Cat rides out wildfire inside stove

wildfire cat
For one Fort McMurray cat named Tux, shown here in this handout image, it turned out the best place to ride out a raging wildfire was inside a stove. Tux suffered some burns to his paws but is recovering well. THE CANADIAN PRESS/HO-Jody Lishchynsky

For one Fort McMurray cat, it turned out the best place to ride out a raging wildfire was inside a stove.

Jody Lishchynsky says that’s where firefighters found her black cat Tux when they were going through the rubble of what used to be her house.

From what she understands, firefighters are speculating an explosion in the home might have blown out the stove glass, and Tux crawled inside. Then another blast or something else caused the appliance to topple onto its side, trapping Tux while simultaneously protecting him from the flames.

Lishchynsky says the day the fire bore down on her neighbourhood in the northern Alberta city was sheer chaos. She had heard neighbourhoods near where she lived were being evacuated, so she headed home to pick up her son and start boxing up photos and important documents.

“We gathered for about 15 minutes. We had a nice pile of photos in the kitchen, ready to go,” she says. But then, “the wind shifted, and it jumped the highway. It came down over our hill in minutes. We had to run. We weren’t expecting it at all.”

She, her son, her roommate and her brother jumped into their truck, along with the family dog, with only what they had in their arms. The photos, the documents and four cats all had to be left behind.

“I didn’t take the chance of going back in the house for anything,” she says. “It was coming too fast.”

Her brother stopped only long enough to help a neighbour get an elderly relative out of a home. “There were flames coming in the window already,” says Lishchynsky, adding they couldn’t really see the road, just blackness and fire.

They headed to her brother’s cabin in Boyle, Alta., where they’ve set up a temporary home.

Lishchynsky says she was looking on social media when she saw pictures of a firefighter cradling a black cat with bandaged paws, and realized it was Tux.

“Holy smokes,” she says. “He looked so dirty in the picture, and had no whiskers.”

Through more digging, she found out they had also rescued another of her cats, named Sky, though the other two cats were not found.

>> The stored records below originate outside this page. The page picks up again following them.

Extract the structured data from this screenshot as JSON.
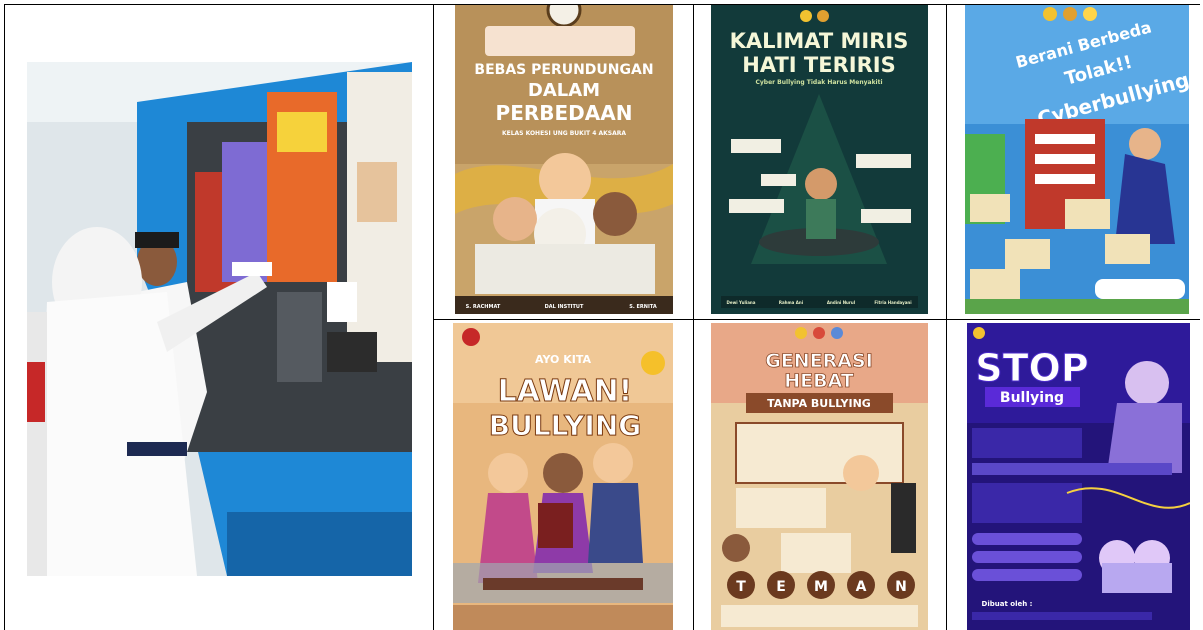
{
  "figure": {
    "photo": {
      "description_icon": "photo-icon"
    },
    "posters": [
      {
        "id": "p1",
        "title_lines": [
          "BEBAS PERUNDUNGAN",
          "DALAM",
          "PERBEDAAN"
        ],
        "subtitle": "KELAS KOHESI UNG BUKIT 4 AKSARA",
        "footer": [
          "S. RACHMAT",
          "DAL INSTITUT",
          "S. ERNITA"
        ]
      },
      {
        "id": "p2",
        "title_lines": [
          "KALIMAT MIRIS",
          "HATI TERIRIS"
        ],
        "subtitle": "Cyber Bullying Tidak Harus Menyakiti",
        "footer": [
          "Dewi Yuliana",
          "Rahma Ani",
          "Andini Nurul",
          "Fitria Handayani"
        ]
      },
      {
        "id": "p3",
        "title_lines": [
          "Berani Berbeda",
          "Tolak!!",
          "Cyberbullying"
        ],
        "subtitle": "",
        "footer": []
      },
      {
        "id": "p4",
        "title_lines": [
          "AYO KITA",
          "LAWAN!",
          "BULLYING"
        ],
        "subtitle": "",
        "footer": []
      },
      {
        "id": "p5",
        "title_lines": [
          "GENERASI",
          "HEBAT",
          "TANPA BULLYING"
        ],
        "subtitle": "",
        "footer": [
          "T",
          "E",
          "M",
          "A",
          "N"
        ]
      },
      {
        "id": "p6",
        "title_lines": [
          "STOP",
          "Bullying"
        ],
        "subtitle": "Dibuat oleh :",
        "footer": []
      }
    ]
  },
  "colors": {
    "border": "#000000",
    "wall_blue": "#1e88d6",
    "p1_bg": "#c9a46a",
    "p2_bg": "#123a3a",
    "p3_bg": "#3b8fd6",
    "p4_bg": "#e8b77e",
    "p5_bg": "#e9cda0",
    "p6_bg": "#23147a"
  }
}
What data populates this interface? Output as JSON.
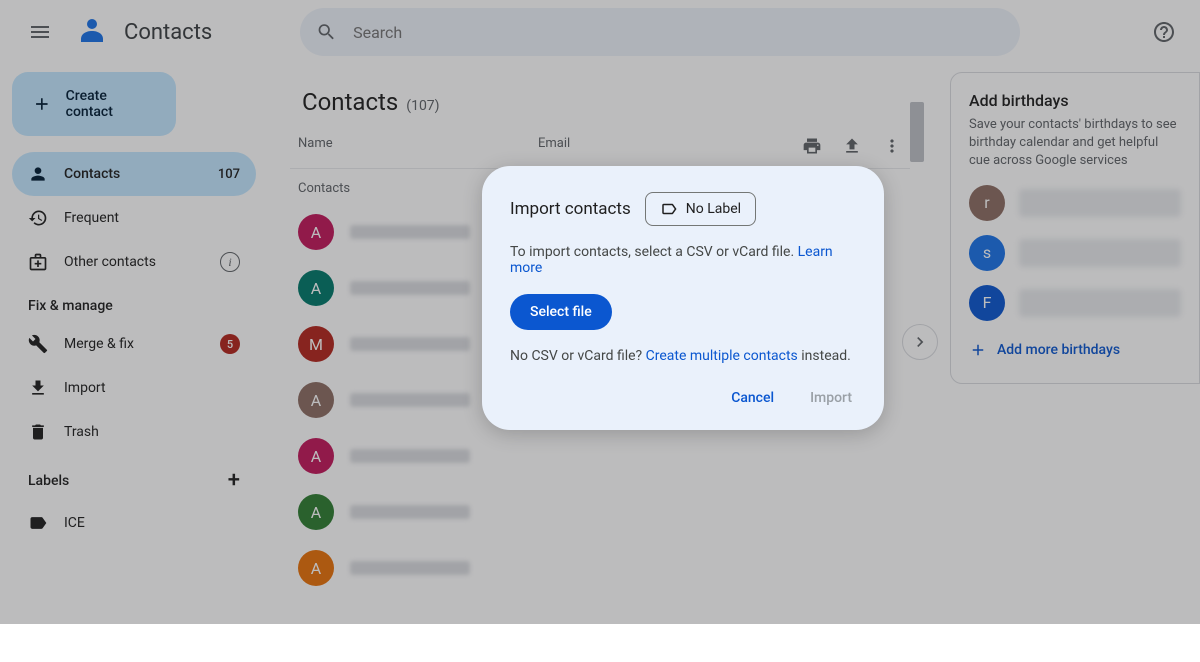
{
  "header": {
    "app_title": "Contacts",
    "search_placeholder": "Search"
  },
  "sidebar": {
    "create_label": "Create contact",
    "items": [
      {
        "icon": "person",
        "label": "Contacts",
        "count": "107",
        "active": true
      },
      {
        "icon": "history",
        "label": "Frequent"
      },
      {
        "icon": "archive",
        "label": "Other contacts",
        "info": true
      }
    ],
    "fix_section": "Fix & manage",
    "fix_items": [
      {
        "icon": "tools",
        "label": "Merge & fix",
        "badge": "5"
      },
      {
        "icon": "download",
        "label": "Import"
      },
      {
        "icon": "trash",
        "label": "Trash"
      }
    ],
    "labels_section": "Labels",
    "label_items": [
      {
        "icon": "label",
        "label": "ICE"
      }
    ]
  },
  "main": {
    "title": "Contacts",
    "count": "(107)",
    "col_name": "Name",
    "col_email": "Email",
    "subhead": "Contacts",
    "contacts": [
      {
        "letter": "A",
        "color": "#c2185b"
      },
      {
        "letter": "A",
        "color": "#00796b"
      },
      {
        "letter": "M",
        "color": "#b3261e"
      },
      {
        "letter": "A",
        "color": "#8d6e63"
      },
      {
        "letter": "A",
        "color": "#c2185b"
      },
      {
        "letter": "A",
        "color": "#2e7d32"
      },
      {
        "letter": "A",
        "color": "#e8710a"
      }
    ]
  },
  "side_card": {
    "title": "Add birthdays",
    "text": "Save your contacts' birthdays to see birthday calendar and get helpful cue across Google services",
    "items": [
      {
        "letter": "r",
        "color": "#8d6e63"
      },
      {
        "letter": "s",
        "color": "#1a73e8"
      },
      {
        "letter": "F",
        "color": "#0b57d0"
      }
    ],
    "add_label": "Add more birthdays"
  },
  "modal": {
    "title": "Import contacts",
    "label_chip": "No Label",
    "text1": "To import contacts, select a CSV or vCard file. ",
    "learn_more": "Learn more",
    "select_file": "Select file",
    "text2a": "No CSV or vCard file? ",
    "text2_link": "Create multiple contacts",
    "text2b": " instead.",
    "cancel": "Cancel",
    "import": "Import"
  }
}
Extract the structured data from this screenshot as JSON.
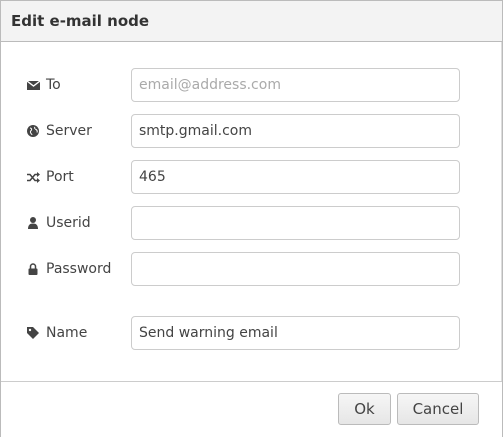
{
  "dialog": {
    "title": "Edit e-mail node"
  },
  "form": {
    "to": {
      "label": "To",
      "icon": "envelope-icon",
      "value": "",
      "placeholder": "email@address.com"
    },
    "server": {
      "label": "Server",
      "icon": "globe-icon",
      "value": "smtp.gmail.com",
      "placeholder": ""
    },
    "port": {
      "label": "Port",
      "icon": "random-icon",
      "value": "465",
      "placeholder": ""
    },
    "userid": {
      "label": "Userid",
      "icon": "user-icon",
      "value": "",
      "placeholder": ""
    },
    "password": {
      "label": "Password",
      "icon": "lock-icon",
      "value": "",
      "placeholder": ""
    },
    "name": {
      "label": "Name",
      "icon": "tag-icon",
      "value": "Send warning email",
      "placeholder": ""
    }
  },
  "buttons": {
    "ok": "Ok",
    "cancel": "Cancel"
  }
}
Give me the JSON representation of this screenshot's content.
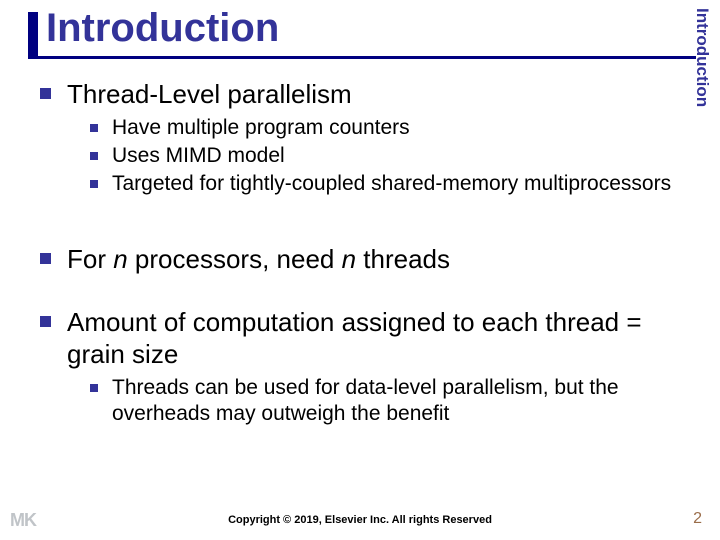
{
  "title": "Introduction",
  "side_label": "Introduction",
  "bullets": {
    "b1": "Thread-Level parallelism",
    "b1_sub": {
      "s1": "Have multiple program counters",
      "s2": "Uses MIMD model",
      "s3": "Targeted for tightly-coupled shared-memory multiprocessors"
    },
    "b2_pre": "For ",
    "b2_n1": "n",
    "b2_mid": " processors, need ",
    "b2_n2": "n",
    "b2_post": " threads",
    "b3": "Amount of computation assigned to each thread = grain size",
    "b3_sub": {
      "s1": "Threads can be used for data-level parallelism, but the overheads may outweigh the benefit"
    }
  },
  "footer": {
    "logo": "MK",
    "copyright": "Copyright © 2019, Elsevier Inc. All rights Reserved",
    "page": "2"
  }
}
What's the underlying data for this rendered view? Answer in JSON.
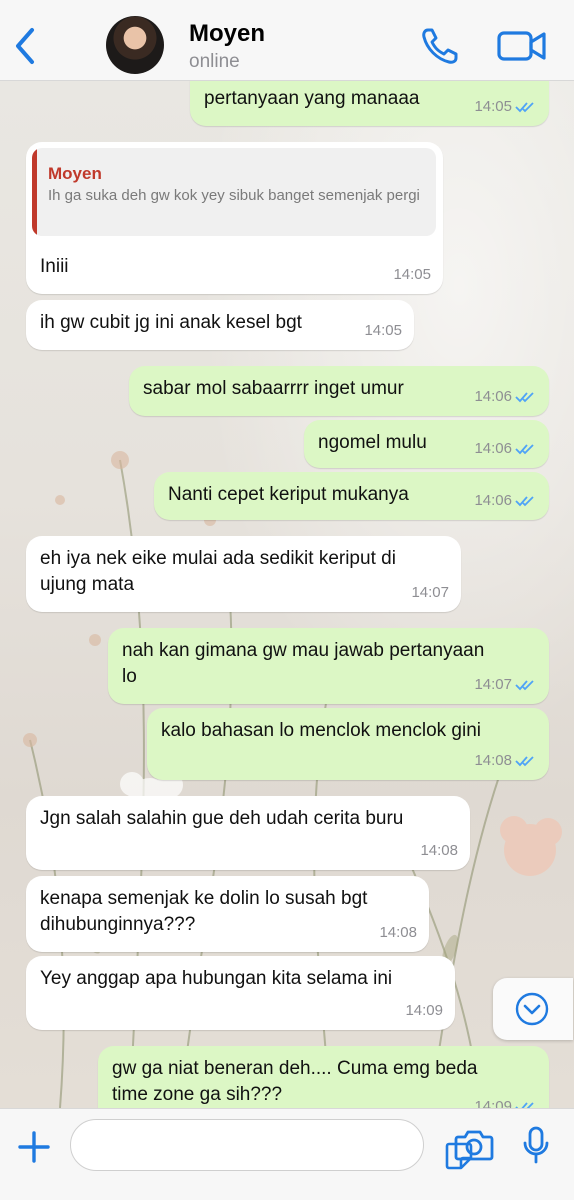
{
  "header": {
    "back_icon": "chevron-left-icon",
    "contact_name": "Moyen",
    "contact_status": "online",
    "call_icon": "phone-icon",
    "video_icon": "video-camera-icon",
    "accent_color": "#1f7ae0"
  },
  "messages": [
    {
      "dir": "out",
      "text": "pertanyaan yang manaaa",
      "time": "14:05",
      "read": true
    },
    {
      "dir": "in",
      "quote_name": "Moyen",
      "quote_text": "Ih ga suka deh gw kok yey sibuk banget semenjak pergi",
      "text": "Iniii",
      "time": "14:05"
    },
    {
      "dir": "in",
      "text": "ih gw cubit jg ini anak kesel bgt",
      "time": "14:05"
    },
    {
      "dir": "out",
      "text": "sabar mol sabaarrrr inget umur",
      "time": "14:06",
      "read": true
    },
    {
      "dir": "out",
      "text": "ngomel mulu",
      "time": "14:06",
      "read": true
    },
    {
      "dir": "out",
      "text": "Nanti cepet keriput mukanya",
      "time": "14:06",
      "read": true
    },
    {
      "dir": "in",
      "text": "eh iya nek eike mulai ada sedikit keriput di\nujung mata",
      "time": "14:07"
    },
    {
      "dir": "out",
      "text": "nah kan gimana gw mau jawab pertanyaan\nlo",
      "time": "14:07",
      "read": true
    },
    {
      "dir": "out",
      "text": "kalo bahasan lo menclok menclok gini",
      "time": "14:08",
      "read": true
    },
    {
      "dir": "in",
      "text": "Jgn salah salahin gue deh udah cerita buru",
      "time": "14:08"
    },
    {
      "dir": "in",
      "text": "kenapa semenjak ke dolin lo susah bgt\ndihubunginnya???",
      "time": "14:08"
    },
    {
      "dir": "in",
      "text": "Yey anggap apa hubungan kita selama ini",
      "time": "14:09"
    },
    {
      "dir": "out",
      "text": "gw ga niat beneran deh.... Cuma emg beda\ntime zone ga sih???",
      "time": "14:09",
      "read": true
    }
  ],
  "scroll_down_icon": "chevron-down-circle-icon",
  "input_bar": {
    "plus_icon": "plus-icon",
    "message_placeholder": "",
    "sticker_icon": "sticker-icon",
    "camera_icon": "camera-icon",
    "mic_icon": "microphone-icon"
  },
  "colors": {
    "outgoing_bubble": "#dcf7c5",
    "incoming_bubble": "#ffffff",
    "read_ticks": "#4fa3f7",
    "quote_accent": "#c0392b"
  }
}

Late this week, she went to the Lac La Biche Humane Society and was reunited with Tux and Sky — whom firefighters had nicknamed Toast and Singe.

Sky lost most of her fur and Tux is wearing a cone while his paws, which sustained burns on the bottom, heal.

As for her future, she’s remaining optimistic. Losing her cherished photos and mementos stings the worst — “You can build another house, but you can’t replace some of that stuff” — but her 12-year-old son, Landon O’Neill is helping her get through it. For Mother’s Day, he got her a keepsake ring and told her it was to help her start her collection again.

And it helps to laugh, which Lishchynsky does when she thinks of her little cat’s bizarre tale of survival.

“I don’t know why that fireman looked in that stove,” she says. “That’s just beyond me. Sure enough, there’s the little frigger.”